Ignoro as batidas aceleradas do meu coração ao vê-la assim, tão perto, num espaço em que estamos sozinhas, admitindo que me ajudou a fazer três gols só porque eu precisava deles.
— Vamos.
Mal a gente pisa no gramado, ouço as reclamações. Todas as jogadoras se amontoaram ao redor da assistente técnica que dividiu os times. Ember e eu nos aproximamos de lá, trocando olhares preocupados, e a assistente aponta para mim.
— Vem cá, Rebeca, bota o colete — ela ordena, me estendendo o tecido amarelo.
— Ah, puta que pariu! — Emily protesta, cruzando os braços. O xingamento em português indica que está brava de verdade, o que é raro.
— Como assim? — pergunto para a assistente, me aproximando, mas ainda sem aceitar o colete. — O que está acontecendo?
— Uma falcatrua — Alba diz.
— Isso nem faz sentido! — Sofia exclama. — Por que deixar a gente planejar a estratégia se você ia trocar jogadoras?
— Porque as estratégias de vocês não importam. — A resposta da assistente, tão direta ao ponto, faz todo mundo ficar num silêncio estupefato. — Nesse treino, eu sou a técnica do time de coletes e o Roberto ali — ela aponta para um cara a alguns passos de distância, que parece envergonhado — vai ser o técnico do time sem coletes. Vocês precisam aprender a nos ouvir. E precisam aprender a lidar com imprevistos. Rebeca, veste a merda desse colete.
Eu pego o colete, arqueando as sobrancelhas, e o visto sem dizer mais nada. A relação entre o time e a comissão técnica é... conturbada, para dizer o mínimo.
Olho na direção dos bancos, onde Carlos Alvarez, nosso técnico, observa tudo. Ele é uma presença soturna na maioria dos treinos — mas não vem para todos — e dizem que não tem nem quarenta anos, mas parece mais velho, com as sobrancelhas grossas e a barba preta mal-feita.
— Não quero uma repetição do que aconteceu no jogo de quarta — a assistente técnica diz, e volto minha atenção para ela.
O jogo da Champions, ela quer dizer. No qual detonamos o outro time.

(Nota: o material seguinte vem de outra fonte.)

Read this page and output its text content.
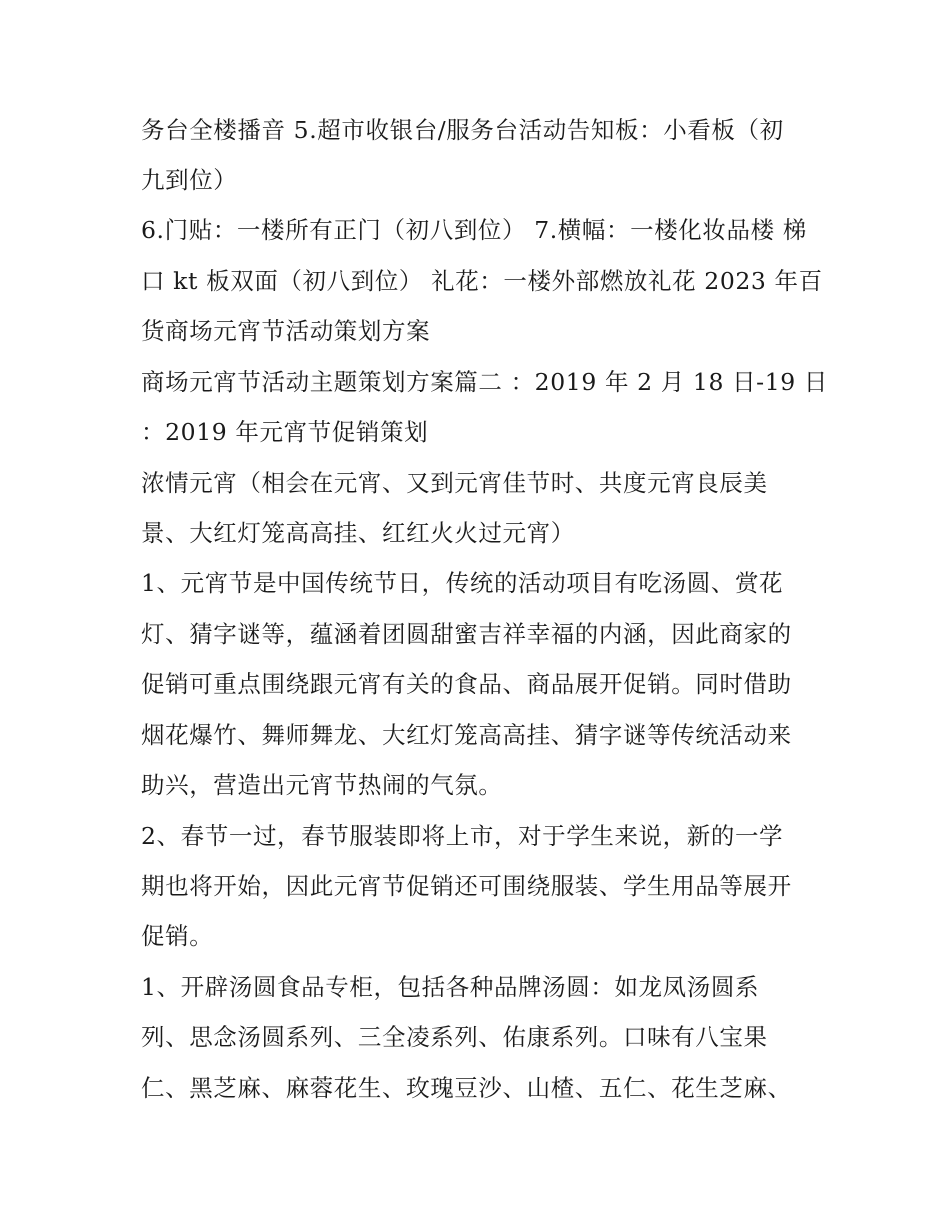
务台全楼播音 5.超市收银台/服务台活动告知板：小看板（初
九到位）
6.门贴：一楼所有正门（初八到位） 7.横幅：一楼化妆品楼 梯
口 kt 板双面（初八到位） 礼花：一楼外部燃放礼花 2023 年百
货商场元宵节活动策划方案
商场元宵节活动主题策划方案篇二 ：2019 年 2 月 18 日-19 日
：2019 年元宵节促销策划
浓情元宵（相会在元宵、又到元宵佳节时、共度元宵良辰美
景、大红灯笼高高挂、红红火火过元宵）
1、元宵节是中国传统节日，传统的活动项目有吃汤圆、赏花
灯、猜字谜等，蕴涵着团圆甜蜜吉祥幸福的内涵，因此商家的
促销可重点围绕跟元宵有关的食品、商品展开促销。同时借助
烟花爆竹、舞师舞龙、大红灯笼高高挂、猜字谜等传统活动来
助兴，营造出元宵节热闹的气氛。
2、春节一过，春节服装即将上市，对于学生来说，新的一学
期也将开始，因此元宵节促销还可围绕服装、学生用品等展开
促销。
1、开辟汤圆食品专柜，包括各种品牌汤圆：如龙凤汤圆系
列、思念汤圆系列、三全凌系列、佑康系列。口味有八宝果
仁、黑芝麻、麻蓉花生、玫瑰豆沙、山楂、五仁、花生芝麻、
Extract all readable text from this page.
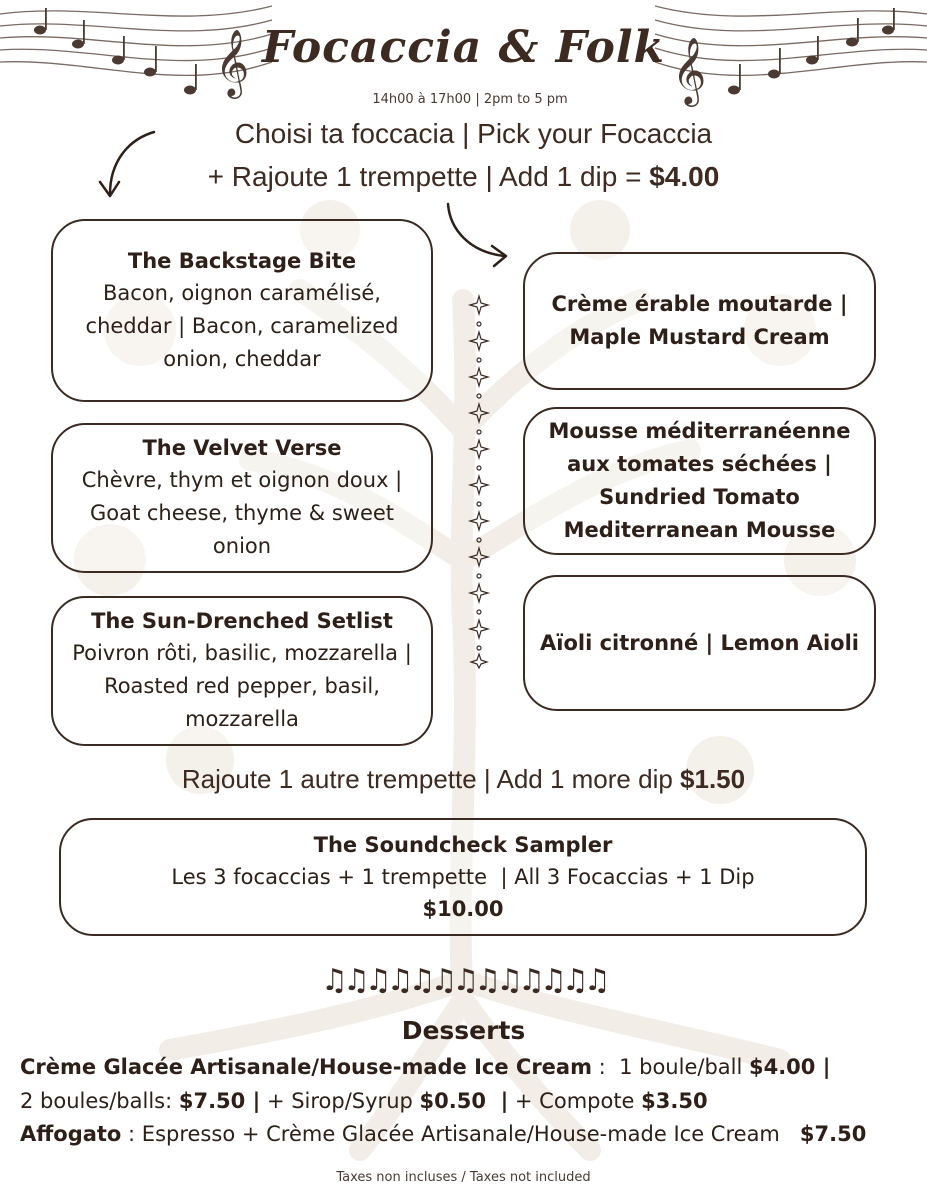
𝄞	𝄞
Focaccia & Folk
14h00 à 17h00 | 2pm to 5 pm
Choisi ta foccacia | Pick your Focaccia
+ Rajoute 1 trempette | Add 1 dip = $4.00
The Backstage Bite
Bacon, oignon caramélisé, cheddar | Bacon, caramelized onion, cheddar
The Velvet Verse
Chèvre, thym et oignon doux | Goat cheese, thyme & sweet onion
The Sun-Drenched Setlist
Poivron rôti, basilic, mozzarella | Roasted red pepper, basil, mozzarella
Crème érable moutarde | Maple Mustard Cream
Mousse méditerranéenne aux tomates séchées | Sundried Tomato Mediterranean Mousse
Aïoli citronné | Lemon Aioli
Rajoute 1 autre trempette | Add 1 more dip $1.50
The Soundcheck Sampler
Les 3 focaccias + 1 trempette  | All 3 Focaccias + 1 Dip
$10.00
♫♫♫♫♫♫♫♫♫♫♫♫♫
Desserts
Crème Glacée Artisanale/House-made Ice Cream :  1 boule/ball $4.00 |
2 boules/balls: $7.50 | + Sirop/Syrup $0.50  | + Compote $3.50
Affogato : Espresso + Crème Glacée Artisanale/House-made Ice Cream   $7.50
Taxes non incluses / Taxes not included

— Mas nós ganhamos — Alba protesta, falando exatamente o que estou pensando, e o que as outras devem pensar também.
— Ganharam por sorte, mas não seguiram nenhum direcionamento que o Carlos passou para vocês — a mulher retruca, como se esperasse por isso. — No próximo jogo, quero que vocês façam o que nós orientarmos. É sério, meninas, confiem na nossa equipe. Estamos aqui para isso. Não vai ser como no ano passado.
A menção ao ano passado força um silêncio no grupo. Algumas das jogadoras se entreolham, parecendo receosas, e só posso imaginar que tipo de memória vem à tona.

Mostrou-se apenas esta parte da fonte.